What is the number of ways in which I can select 17 balls from an urn containing 30 balls?

Question

I have an urn that contains 30 balls with 10 coloured white, 10 coloured black and the remaining coloured red. Each ball is numbered, from 1 to 10: that is I have red balls numbered 1 to 10, black balls numbered 1 to 10 and white balls numbered 1 to 10. In how many ways can I select 17 balls such that I select a minimum of 4 red balls, 4 black balls and 4 white balls?

I need the quickest method to find the above out. There are long methods of solving it where I find the number of scenarios that violate the condition, such as those scenarios with 3 red balls or no black balls; these I subtract from the total number of ways of choosing 17 balls from the urn.

But is there a quicker way to solve this question?

(EDIT: All balls are now numbered. Please accept my apologies.)

(I will say this: The above problem is not a home-work problem from school.)

Answer 1

There are 21 composition of 17:

$17 = 4+4+9 , 17 = 4+5+8, .... , 17=9+4+4$

However, some of have the same structure are equivalent and we may take 3 or 6 of them at a time:

$ 3 \binom{10}{4} \binom{10}{4} \binom{10}{9} + 3 \binom{10}{5} \binom{10}{5} \binom{10}{7} + 3 \binom{10}{6} \binom{10}{6} \binom{10}{5} + 6 \binom{10}{4} \binom{10}{5} \binom{10}{8} + 6 \binom{10}{4} \binom{10}{6} \binom{10}{7} $

Answer 2

You can select 4 red balls from 10 white balls in $10\choose4$ ways. Similarly, for white and black balls.

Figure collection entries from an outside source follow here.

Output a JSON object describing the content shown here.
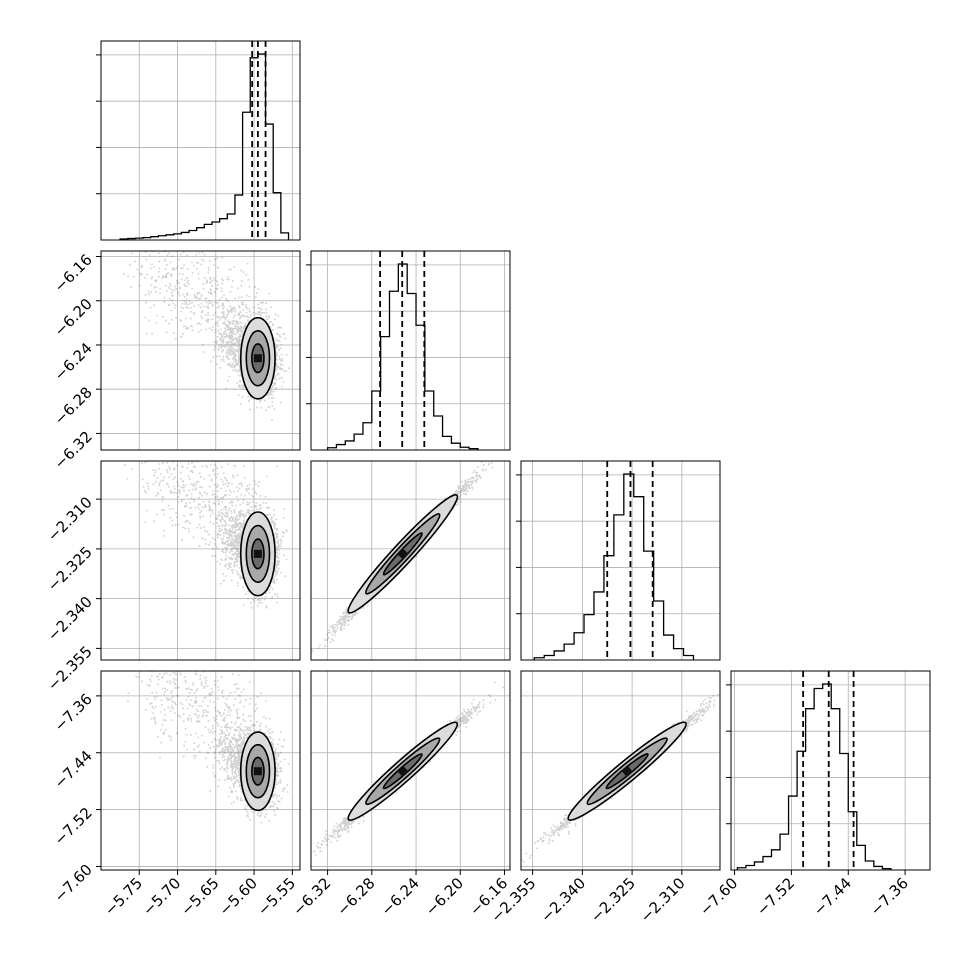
{
  "chart_data": {
    "type": "corner",
    "grid": true,
    "n_params": 4,
    "title": "",
    "labels": [
      "",
      "",
      "",
      ""
    ],
    "params": [
      {
        "range": [
          -5.8,
          -5.54
        ],
        "ticks": [
          -5.75,
          -5.7,
          -5.65,
          -5.6,
          -5.55
        ],
        "tick_labels": [
          "−5.75",
          "−5.70",
          "−5.65",
          "−5.60",
          "−5.55"
        ],
        "quantiles": [
          -5.6025,
          -5.595,
          -5.585
        ],
        "hist": [
          {
            "x": -5.77,
            "v": 0.2
          },
          {
            "x": -5.76,
            "v": 0.3
          },
          {
            "x": -5.75,
            "v": 0.4
          },
          {
            "x": -5.74,
            "v": 0.5
          },
          {
            "x": -5.73,
            "v": 0.7
          },
          {
            "x": -5.72,
            "v": 0.9
          },
          {
            "x": -5.71,
            "v": 1.1
          },
          {
            "x": -5.7,
            "v": 1.3
          },
          {
            "x": -5.69,
            "v": 1.6
          },
          {
            "x": -5.68,
            "v": 2.0
          },
          {
            "x": -5.67,
            "v": 2.6
          },
          {
            "x": -5.66,
            "v": 3.3
          },
          {
            "x": -5.65,
            "v": 3.8
          },
          {
            "x": -5.64,
            "v": 4.5
          },
          {
            "x": -5.63,
            "v": 5.5
          },
          {
            "x": -5.62,
            "v": 9.5
          },
          {
            "x": -5.61,
            "v": 27.0
          },
          {
            "x": -5.6,
            "v": 38.5
          },
          {
            "x": -5.59,
            "v": 39.3
          },
          {
            "x": -5.58,
            "v": 24.5
          },
          {
            "x": -5.57,
            "v": 10.0
          },
          {
            "x": -5.56,
            "v": 1.5
          }
        ]
      },
      {
        "range": [
          -6.335,
          -6.155
        ],
        "ticks": [
          -6.32,
          -6.28,
          -6.24,
          -6.2,
          -6.16
        ],
        "tick_labels": [
          "−6.32",
          "−6.28",
          "−6.24",
          "−6.20",
          "−6.16"
        ],
        "quantiles": [
          -6.2725,
          -6.2525,
          -6.2325
        ],
        "hist": [
          {
            "x": -6.316,
            "v": 0.5
          },
          {
            "x": -6.308,
            "v": 1.2
          },
          {
            "x": -6.3,
            "v": 2.0
          },
          {
            "x": -6.292,
            "v": 3.5
          },
          {
            "x": -6.284,
            "v": 6.0
          },
          {
            "x": -6.276,
            "v": 13.0
          },
          {
            "x": -6.268,
            "v": 25.0
          },
          {
            "x": -6.26,
            "v": 35.0
          },
          {
            "x": -6.252,
            "v": 41.0
          },
          {
            "x": -6.244,
            "v": 34.5
          },
          {
            "x": -6.236,
            "v": 27.5
          },
          {
            "x": -6.228,
            "v": 13.0
          },
          {
            "x": -6.22,
            "v": 7.5
          },
          {
            "x": -6.212,
            "v": 3.0
          },
          {
            "x": -6.204,
            "v": 1.5
          },
          {
            "x": -6.196,
            "v": 0.6
          },
          {
            "x": -6.188,
            "v": 0.3
          }
        ]
      },
      {
        "range": [
          -2.3585,
          -2.2985
        ],
        "ticks": [
          -2.355,
          -2.34,
          -2.325,
          -2.31
        ],
        "tick_labels": [
          "−2.355",
          "−2.340",
          "−2.325",
          "−2.310"
        ],
        "quantiles": [
          -2.3325,
          -2.3255,
          -2.3188
        ],
        "hist": [
          {
            "x": -2.353,
            "v": 0.5
          },
          {
            "x": -2.35,
            "v": 1.0
          },
          {
            "x": -2.347,
            "v": 2.0
          },
          {
            "x": -2.344,
            "v": 3.5
          },
          {
            "x": -2.341,
            "v": 6.0
          },
          {
            "x": -2.338,
            "v": 10.0
          },
          {
            "x": -2.335,
            "v": 15.0
          },
          {
            "x": -2.332,
            "v": 23.0
          },
          {
            "x": -2.329,
            "v": 32.0
          },
          {
            "x": -2.326,
            "v": 41.0
          },
          {
            "x": -2.323,
            "v": 36.0
          },
          {
            "x": -2.32,
            "v": 24.0
          },
          {
            "x": -2.317,
            "v": 13.0
          },
          {
            "x": -2.314,
            "v": 5.5
          },
          {
            "x": -2.311,
            "v": 2.5
          },
          {
            "x": -2.308,
            "v": 1.0
          }
        ]
      },
      {
        "range": [
          -7.605,
          -7.325
        ],
        "ticks": [
          -7.6,
          -7.52,
          -7.44,
          -7.36
        ],
        "tick_labels": [
          "−7.60",
          "−7.52",
          "−7.44",
          "−7.36"
        ],
        "quantiles": [
          -7.5035,
          -7.4675,
          -7.4325
        ],
        "hist": [
          {
            "x": -7.59,
            "v": 0.5
          },
          {
            "x": -7.578,
            "v": 1.0
          },
          {
            "x": -7.566,
            "v": 1.8
          },
          {
            "x": -7.554,
            "v": 3.0
          },
          {
            "x": -7.542,
            "v": 4.5
          },
          {
            "x": -7.53,
            "v": 8.0
          },
          {
            "x": -7.518,
            "v": 16.5
          },
          {
            "x": -7.506,
            "v": 26.5
          },
          {
            "x": -7.494,
            "v": 36.0
          },
          {
            "x": -7.482,
            "v": 40.5
          },
          {
            "x": -7.47,
            "v": 41.5
          },
          {
            "x": -7.458,
            "v": 36.0
          },
          {
            "x": -7.446,
            "v": 26.0
          },
          {
            "x": -7.434,
            "v": 13.0
          },
          {
            "x": -7.422,
            "v": 5.5
          },
          {
            "x": -7.41,
            "v": 2.0
          },
          {
            "x": -7.398,
            "v": 0.8
          },
          {
            "x": -7.386,
            "v": 0.3
          }
        ]
      }
    ],
    "pairs": [
      {
        "row": 1,
        "col": 0,
        "center": [
          -5.595,
          -6.252
        ],
        "sd": [
          0.012,
          0.016
        ],
        "kind": "blob"
      },
      {
        "row": 2,
        "col": 0,
        "center": [
          -5.595,
          -2.3265
        ],
        "sd": [
          0.012,
          0.0055
        ],
        "kind": "blob"
      },
      {
        "row": 3,
        "col": 0,
        "center": [
          -5.595,
          -7.466
        ],
        "sd": [
          0.012,
          0.024
        ],
        "kind": "blob"
      },
      {
        "row": 2,
        "col": 1,
        "center": [
          -6.252,
          -2.3265
        ],
        "sd": [
          0.018,
          0.0065
        ],
        "kind": "linear"
      },
      {
        "row": 3,
        "col": 1,
        "center": [
          -6.252,
          -7.466
        ],
        "sd": [
          0.018,
          0.025
        ],
        "kind": "linear"
      },
      {
        "row": 3,
        "col": 2,
        "center": [
          -2.3265,
          -7.466
        ],
        "sd": [
          0.0065,
          0.025
        ],
        "kind": "linear"
      }
    ],
    "colors": {
      "line": "#000000",
      "grid": "#b0b0b0",
      "points": "#555555"
    }
  }
}
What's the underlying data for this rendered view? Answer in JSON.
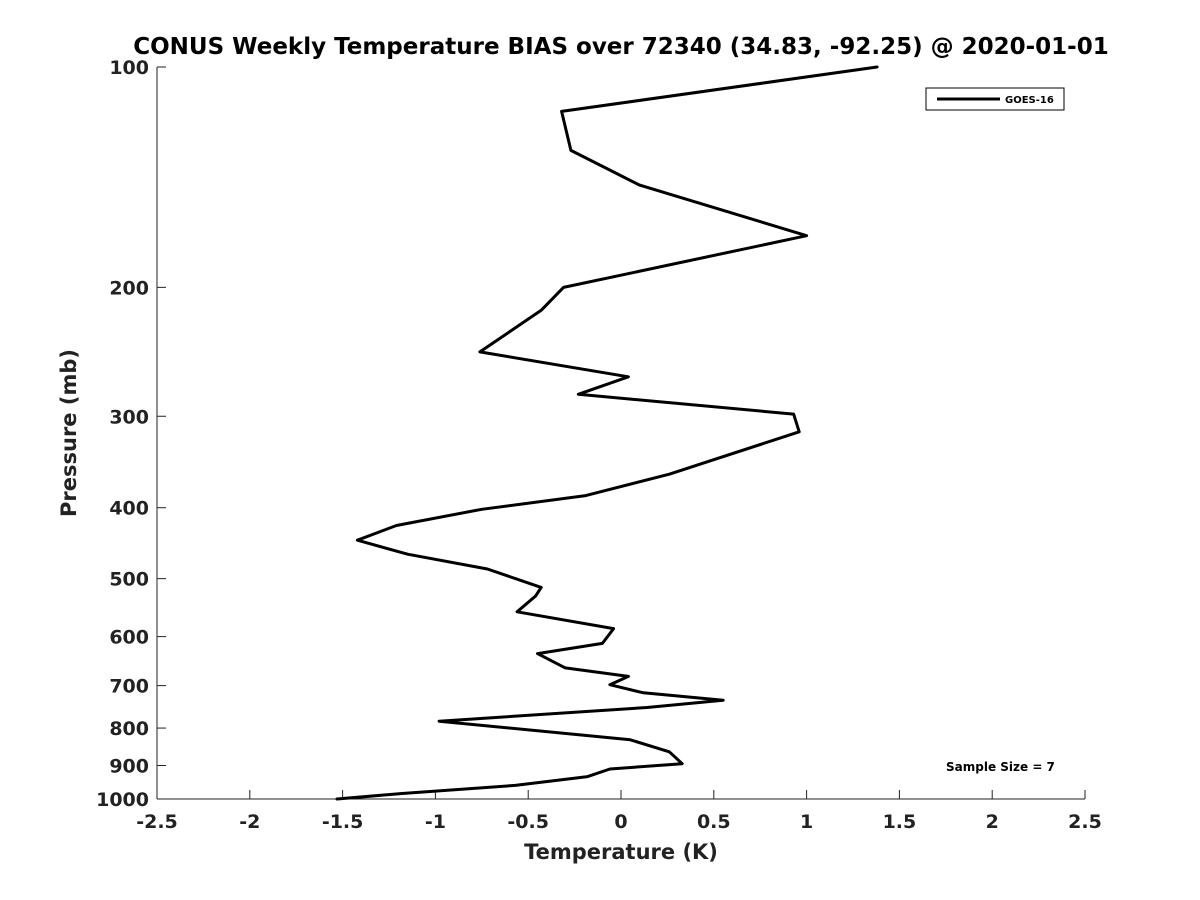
{
  "chart_data": {
    "type": "line",
    "title": "CONUS Weekly Temperature BIAS over 72340 (34.83, -92.25) @ 2020-01-01",
    "xlabel": "Temperature (K)",
    "ylabel": "Pressure (mb)",
    "xlim": [
      -2.5,
      2.5
    ],
    "ylim": [
      1000,
      100
    ],
    "y_scale": "log",
    "y_reversed": true,
    "x_ticks": [
      -2.5,
      -2,
      -1.5,
      -1,
      -0.5,
      0,
      0.5,
      1,
      1.5,
      2,
      2.5
    ],
    "x_tick_labels": [
      "-2.5",
      "-2",
      "-1.5",
      "-1",
      "-0.5",
      "0",
      "0.5",
      "1",
      "1.5",
      "2",
      "2.5"
    ],
    "y_ticks": [
      100,
      200,
      300,
      400,
      500,
      600,
      700,
      800,
      900,
      1000
    ],
    "y_tick_labels": [
      "100",
      "200",
      "300",
      "400",
      "500",
      "600",
      "700",
      "800",
      "900",
      "1000"
    ],
    "grid": false,
    "legend_position": "top-right",
    "series": [
      {
        "name": "GOES-16",
        "color": "#000000",
        "x": [
          1.38,
          -0.32,
          -0.27,
          0.1,
          1.0,
          -0.31,
          -0.43,
          -0.76,
          0.04,
          -0.23,
          0.93,
          0.96,
          0.26,
          -0.19,
          -0.75,
          -1.21,
          -1.42,
          -1.15,
          -0.72,
          -0.43,
          -0.46,
          -0.56,
          -0.04,
          -0.1,
          -0.45,
          -0.3,
          0.04,
          -0.06,
          0.12,
          0.55,
          0.14,
          -0.98,
          0.05,
          0.26,
          0.33,
          -0.06,
          -0.18,
          -0.57,
          -1.18,
          -1.53
        ],
        "y": [
          100,
          115,
          130,
          145,
          170,
          200,
          215,
          245,
          265,
          280,
          298,
          315,
          360,
          385,
          402,
          423,
          443,
          463,
          485,
          514,
          528,
          555,
          585,
          613,
          633,
          662,
          680,
          698,
          716,
          733,
          750,
          783,
          830,
          862,
          895,
          910,
          932,
          958,
          983,
          1000
        ]
      }
    ],
    "annotations": [
      "Sample Size = 7"
    ]
  }
}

So, we can select 4 red, 4 black and 4 white balls in ${{10}\choose {4}}* {{10}\choose {4}}*{{10}\choose {4}} $ ways.

We now have $5$ balls to select, from $30-12=18$ balls. This can be done in $18\choose5$ ways.

The answer thus becomes ${{10}\choose {4}}* {{10}\choose {4}}*{{10}\choose {4}} *{{18\choose5}}$ ways.

Answer 3

If the balls are identical you want the number of compositions of $17$ from three parts with each part being at least $4$ and at most $10$. In this case you can subtract $3$ from each number and ask the number of strong compositions of $8$ from three parts of at most $7$ and we note that the upper limit is no problem. You can use stars and bars to put the eight stars in a row and choose two of the seven gaps to change colors. You have $7 \choose 2$ ways to pick the balls.